Sorun sadece ücret değil

Remzi Akbaş'ın "Sorun sadece ücret değil" başlıklı köşe yazısı

Her yıl sonuna yaklaştığımızda kamuoyunda en çok tartışılan konuların başında "Asgari Ücret" olduğunu söylersek yanılmayız.

Asgari Ücret adından anlaşıldığı üzere en düşük ücret anlamına geliyor.

Her şeyden önce Asgari Ücret "Açlık Sınırı" altında olmamalı.

Türk-İş Konfederasyonu tarafından "Açlık ve Yoksulluk sınırı her ay hazırlanan istatistiki bilgilere dayanarak duyuruluyor.

Hükümet yetkilileri tarafından da bu verilere herhangi bir itiraz olmuyor. Demek ki onlar da bu bilgileri kanıksamış durumdalar.

Çalışan nüfusun yarısından fazlası asgari ücretli olarak çalışmaktadır. Bunlar genelde özel sektörün çalışanıdır. Kimi özel sektör işletmeleri komisyonca belirlenen "Asgari ücret" üzerinden "aylık ücret" öderken kimi de bu ücretlere çeşitli sosyal ödemeler yaparak biraz daha yüksek aylık ödemesi yapmaktadır. Ancak büyük çoğunluğu sosyal haklardan mahrum olarak belirlenen "asgari ücret politikası" ile yaşamaya çalışmaktadır.

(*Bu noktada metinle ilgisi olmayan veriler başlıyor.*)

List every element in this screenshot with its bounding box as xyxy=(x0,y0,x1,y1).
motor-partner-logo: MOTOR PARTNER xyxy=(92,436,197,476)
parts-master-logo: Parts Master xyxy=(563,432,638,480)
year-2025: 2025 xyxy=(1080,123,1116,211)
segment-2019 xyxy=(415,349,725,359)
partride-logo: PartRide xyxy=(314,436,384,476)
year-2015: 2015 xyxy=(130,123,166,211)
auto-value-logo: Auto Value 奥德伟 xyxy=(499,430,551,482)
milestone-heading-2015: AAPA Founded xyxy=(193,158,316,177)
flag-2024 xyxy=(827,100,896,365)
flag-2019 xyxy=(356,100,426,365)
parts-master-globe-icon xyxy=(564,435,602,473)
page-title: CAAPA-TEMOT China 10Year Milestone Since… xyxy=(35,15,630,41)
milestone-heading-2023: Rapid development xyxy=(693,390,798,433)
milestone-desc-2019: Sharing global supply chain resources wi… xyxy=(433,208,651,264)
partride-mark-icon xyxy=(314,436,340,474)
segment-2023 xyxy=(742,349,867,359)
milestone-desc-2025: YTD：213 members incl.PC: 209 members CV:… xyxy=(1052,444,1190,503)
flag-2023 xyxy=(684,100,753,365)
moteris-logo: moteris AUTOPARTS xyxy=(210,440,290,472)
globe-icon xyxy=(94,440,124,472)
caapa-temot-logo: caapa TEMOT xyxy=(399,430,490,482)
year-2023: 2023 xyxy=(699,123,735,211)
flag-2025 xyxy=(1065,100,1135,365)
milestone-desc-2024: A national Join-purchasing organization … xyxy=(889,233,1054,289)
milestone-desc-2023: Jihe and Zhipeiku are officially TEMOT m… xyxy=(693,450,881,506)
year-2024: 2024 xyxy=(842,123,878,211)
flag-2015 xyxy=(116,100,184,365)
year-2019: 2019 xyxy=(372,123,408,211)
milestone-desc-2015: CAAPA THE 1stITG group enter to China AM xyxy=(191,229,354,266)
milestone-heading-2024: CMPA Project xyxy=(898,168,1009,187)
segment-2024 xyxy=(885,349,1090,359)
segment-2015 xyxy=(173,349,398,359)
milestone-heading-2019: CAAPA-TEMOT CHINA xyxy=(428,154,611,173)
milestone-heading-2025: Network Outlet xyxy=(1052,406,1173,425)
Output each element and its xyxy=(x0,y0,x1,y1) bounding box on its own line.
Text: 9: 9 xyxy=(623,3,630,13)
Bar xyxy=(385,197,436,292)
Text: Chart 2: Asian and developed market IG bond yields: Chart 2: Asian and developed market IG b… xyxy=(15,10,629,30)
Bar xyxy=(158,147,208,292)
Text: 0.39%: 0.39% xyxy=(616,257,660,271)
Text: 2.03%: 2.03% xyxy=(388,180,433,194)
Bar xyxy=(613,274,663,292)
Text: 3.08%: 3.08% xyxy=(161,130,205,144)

Bu noktada, Çalışma ve Sosyal Güvenlik Bakanı Vedat Işıkhan geçtiğimiz hafta şöyle bir açıklama yapmış:

"Asgari ücreti hükümet olarak biz belirlemiyoruz. Komisyonda kamu, işçi ve işveren temsilcileri yer alıyor."

Şimdi bakalım bu 15 kişilik komisyon kimlerden oluşuyor?

Kamu kurumlarından 5 temsilci,

İşveren kesiminden 5 temsilci,

İşçi kesiminden 5 temsilci.

Görüldüğü gibi kamu ve işveren temsilcileri 10, işçi temsilcileri 5.

Böyle bir komisyonda siz, işçi temsilcilerinin isteğinin kabul edileceğine inanıyor musunuz? Elbette mümkün değil. Ancak bazı istisnalar olmuyor değil. Örneğin, seçim tarihleri öncesi oy kaygısıyla cömertlik yapılabiliyor.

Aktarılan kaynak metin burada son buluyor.